Festival Literasi Sulteng 2026 Jadi Wadah Perkuat SDM
Budaya membaca.-Foto: Antara-
Palu, Disway.id – Pemerintah Provinsi Sulawesi Tengah (Pemprov Sulteng) terus mendorong peningkatan kualitas sumber daya manusia (SDM) sekaligus memperluas akses pendidikan bagi masyarakat. Salah satu langkah yang dilakukan ialah melalui pelaksanaan Festival Literasi Sulawesi Tengah 2026.
Kepala Dinas Perpustakaan dan Kearsipan Sulawesi Tengah Siti Rachmi Amir Singi mengatakan festival tersebut menjadi bagian dari implementasi program strategis daerah Berani Cerdas.
Menurut Siti, kegiatan tersebut dirancang sebagai ruang kolaborasi yang mempertemukan pemerintah, komunitas, dan kalangan akademisi melalui pameran, perlombaan, serta forum diskusi.
"Festival ini dilaksanakan secara kolaboratif antara pemerintah, komunitas, akademis melalui ruang pameran, kompetisi dan forum diskusi untuk meningkatkan minat baca serta memantik ketangguhan, keberanian berinovasi dan daya kritis generasi muda," kata Siti Rachmi di Palu, dilansir dari Antara, Senin (14/9/2026).
Perkuat Enam Literasi Dasar
Siti menilai penguatan budaya literasi memiliki peran penting dalam membangun kemampuan berpikir kritis dan ketangguhan generasi muda. Hal itu semakin dibutuhkan di tengah perkembangan teknologi digital yang menghadirkan tantangan sekaligus perubahan dalam proses belajar.

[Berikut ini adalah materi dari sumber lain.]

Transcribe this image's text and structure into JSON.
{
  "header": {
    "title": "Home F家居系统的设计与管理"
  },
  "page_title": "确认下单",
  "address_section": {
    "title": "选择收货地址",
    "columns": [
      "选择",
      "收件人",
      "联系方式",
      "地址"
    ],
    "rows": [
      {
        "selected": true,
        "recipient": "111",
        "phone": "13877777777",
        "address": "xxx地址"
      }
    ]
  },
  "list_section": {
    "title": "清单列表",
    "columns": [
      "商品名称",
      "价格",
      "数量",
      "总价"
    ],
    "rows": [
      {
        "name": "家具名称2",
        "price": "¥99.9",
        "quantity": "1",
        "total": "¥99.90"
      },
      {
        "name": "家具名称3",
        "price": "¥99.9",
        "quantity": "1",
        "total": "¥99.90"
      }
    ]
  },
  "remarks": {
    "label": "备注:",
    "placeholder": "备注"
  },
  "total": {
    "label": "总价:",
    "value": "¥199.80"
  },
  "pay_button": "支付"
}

"Jadi festival ini mengombinasikan enam literasi dasar, mulai dari baca-tulis, sains, digital, hingga kearifan lokal Bumi Tadulako," ucapnya.
Ia berharap seluruh masyarakat dapat memperoleh akses terhadap pendidikan dan ruang pembelajaran tanpa terkecuali. Menurutnya, kesempatan belajar harus tetap terbuka agar tidak ada anak yang terpaksa berhenti sekolah, berhenti berkarya, maupun meninggalkan cita-citanya.
"Harapannya seluruh pemangku kepentingan dapat memanfaatkan ruang kolaborasi melalui festival literasi ini secara maksimal untuk mendorong tingkat kegemaran membaca dan indeks pembangunan manusia di Sulawesi Tengah," sebutnya.
Diisi Beragam Kompetisi
Festival Literasi Sulteng 2026 menghadirkan sejumlah kegiatan edukatif dan kolaboratif yang melibatkan peserta dari berbagai jenjang pendidikan serta unsur masyarakat.
Rangkaian kegiatan tersebut antara lain lomba bertutur tingkat sekolah dasar (SD) yang diikuti perwakilan dari 13 kabupaten/kota, lomba resensi buku tingkat SMA/SMK, dan kompetisi video bagi para kreator konten.
Selain itu, festival juga menggelar lomba dero kreasi serta pameran partisipatif yang melibatkan perpustakaan daerah dan pelaku usaha mikro, kecil, dan menengah (UMKM).
Melalui berbagai kegiatan tersebut, Festival Literasi Sulteng 2026 diharapkan tidak hanya meningkatkan minat baca, tetapi juga menjadi ruang bagi generasi muda untuk mengembangkan kreativitas, kemampuan berpikir kritis, dan keberanian berinovasi.